"Oh, you've come at last!" she rasped, in a harsh, throaty voice roughened by drink. "I know you. I——"

"And I know you!" I cut her short, to show that I was not cowed.

Sitting up in bed, hugging her knees, she started at my words so that the springs shook. Whatever it was she had meant to say, she forgot it for the moment, and challenged me: "That's a lie!" she snapped. "You don't know me yet—but you soon will."

"I've known you since you came into my room at Courtenaye Abbey the night you tried to burn down the house," I said. "You were spying for the Germans in the war. Heaven knows all the harm you may have done. I can't imagine for whom you're spying now. Anyhow, you can't frighten me again. The war's over, but I'll have you arrested for what you did when it was on."

The woman scowled and laughed, more Medusa-like than ever. I really felt as if she might turn me to stone. But she shouldn't guess her power.

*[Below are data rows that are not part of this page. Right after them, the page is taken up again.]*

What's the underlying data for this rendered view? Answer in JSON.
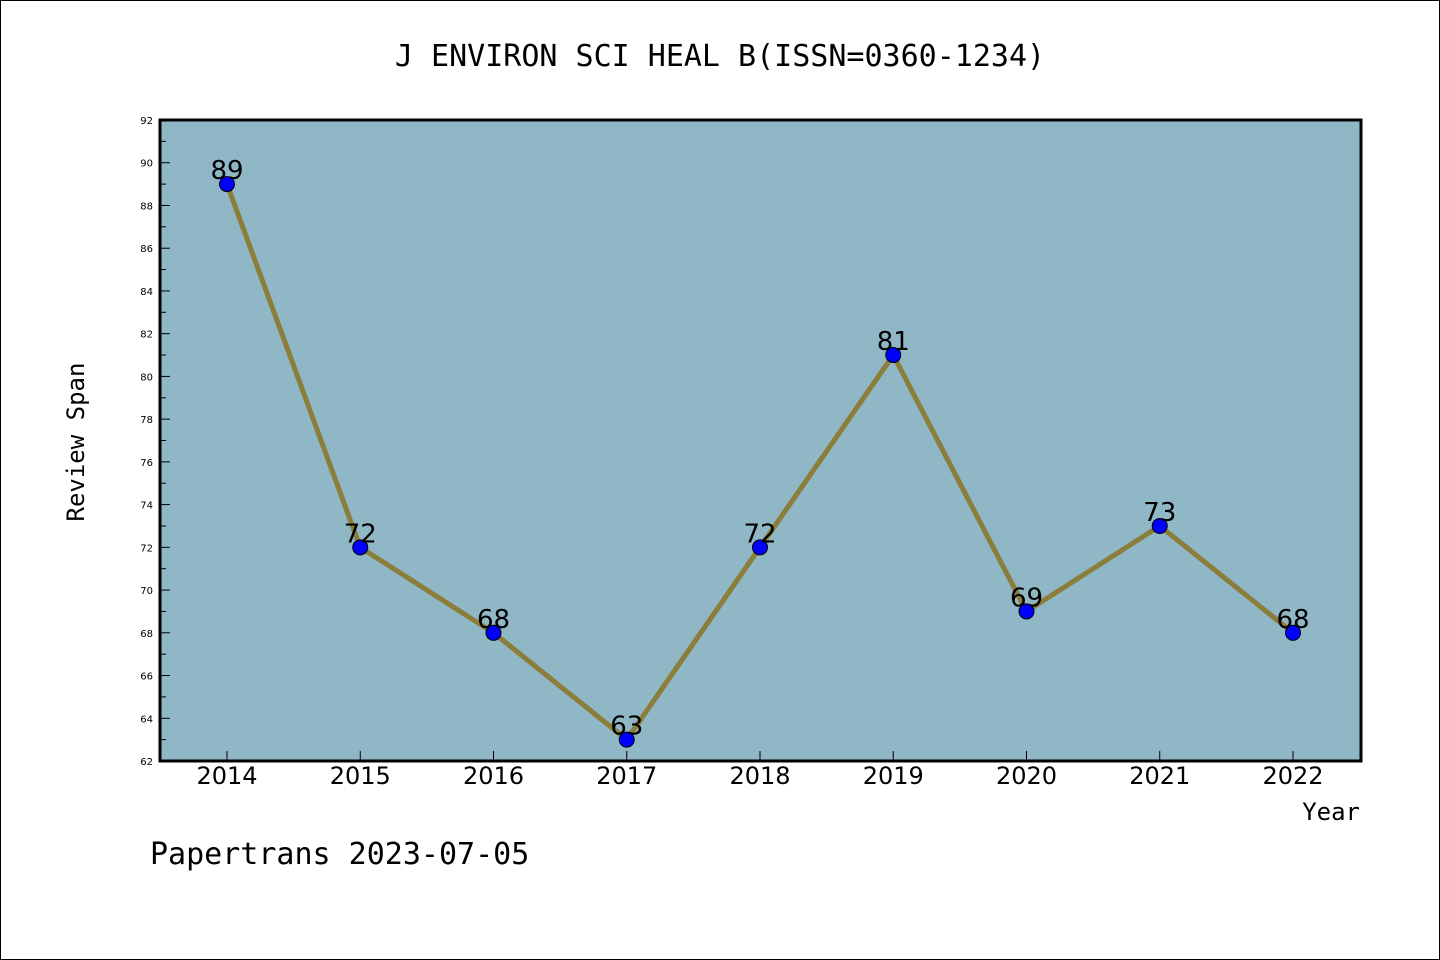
{
  "chart_data": {
    "type": "line",
    "title": "J ENVIRON SCI HEAL B(ISSN=0360-1234)",
    "xlabel": "Year",
    "ylabel": "Review Span",
    "categories": [
      "2014",
      "2015",
      "2016",
      "2017",
      "2018",
      "2019",
      "2020",
      "2021",
      "2022"
    ],
    "series": [
      {
        "values": [
          89,
          72,
          68,
          63,
          72,
          81,
          69,
          73,
          68
        ]
      }
    ],
    "ylim": [
      62,
      92
    ],
    "yticks": [
      62,
      64,
      66,
      68,
      70,
      72,
      74,
      76,
      78,
      80,
      82,
      84,
      86,
      88,
      90,
      92
    ],
    "grid": false,
    "data_labels": true,
    "colors": {
      "plot_background": "#8fb7c5",
      "line": "#8b7d3a",
      "marker": "#0000ff"
    }
  },
  "footer": "Papertrans 2023-07-05"
}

"Pooh!" she said, showing tobacco-stained teeth. "You won't want to arrest me when you hear who I am, Lady Shelagh Leigh!"

"Lady Shelagh Leigh!" It was on my lips to cry, "I'm not Shelagh Leigh!" But I stopped in time. The less I let her find out about me, and the more I could find out about her before rousing the yacht, the better. I spoke not a word, but waited for her to go on—which she did in a few seconds.

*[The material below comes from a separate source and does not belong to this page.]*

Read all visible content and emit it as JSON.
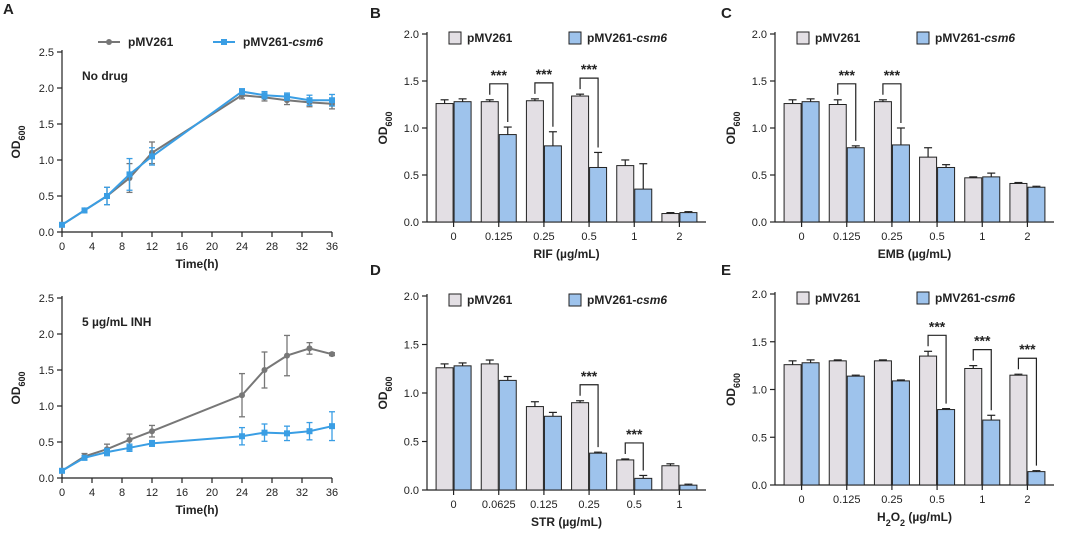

"That makes you sit up, doesn't it?" she sneered. "That hits you where you live! Why did you think I chose your cabin? I didn't select it by chance. I confess I was taken back at your remembering. I thought I hadn't given you time for much study of my features that other night. But it doesn't matter. You can't do anything to me. I'll soon prove that! But I had a good look at you, there in your friend's old Devonshire rat-trap. I knew who you both were. It was easy to find out! And the other day, when I heard that Lady Shelagh Leigh was likely to marry Roger Fane, I said to myself, 'Gosh! One of the girls I saw at the darned old Abbey!'"

"Oh, you said that to yourself!" I echoed. And, though my knees failed, I kept to my feet. To stand towering above the squatting figure on the bed seemed to give me moral as well as physical advantage. "How did you know, pray, which girl I was?"

"I knew, 'pray,'" she mocked, "because you've got the best room on this yacht. Roger'd be sure to give that to his best girl. Which is how I'm sure you're not Elizabeth Courtenaye."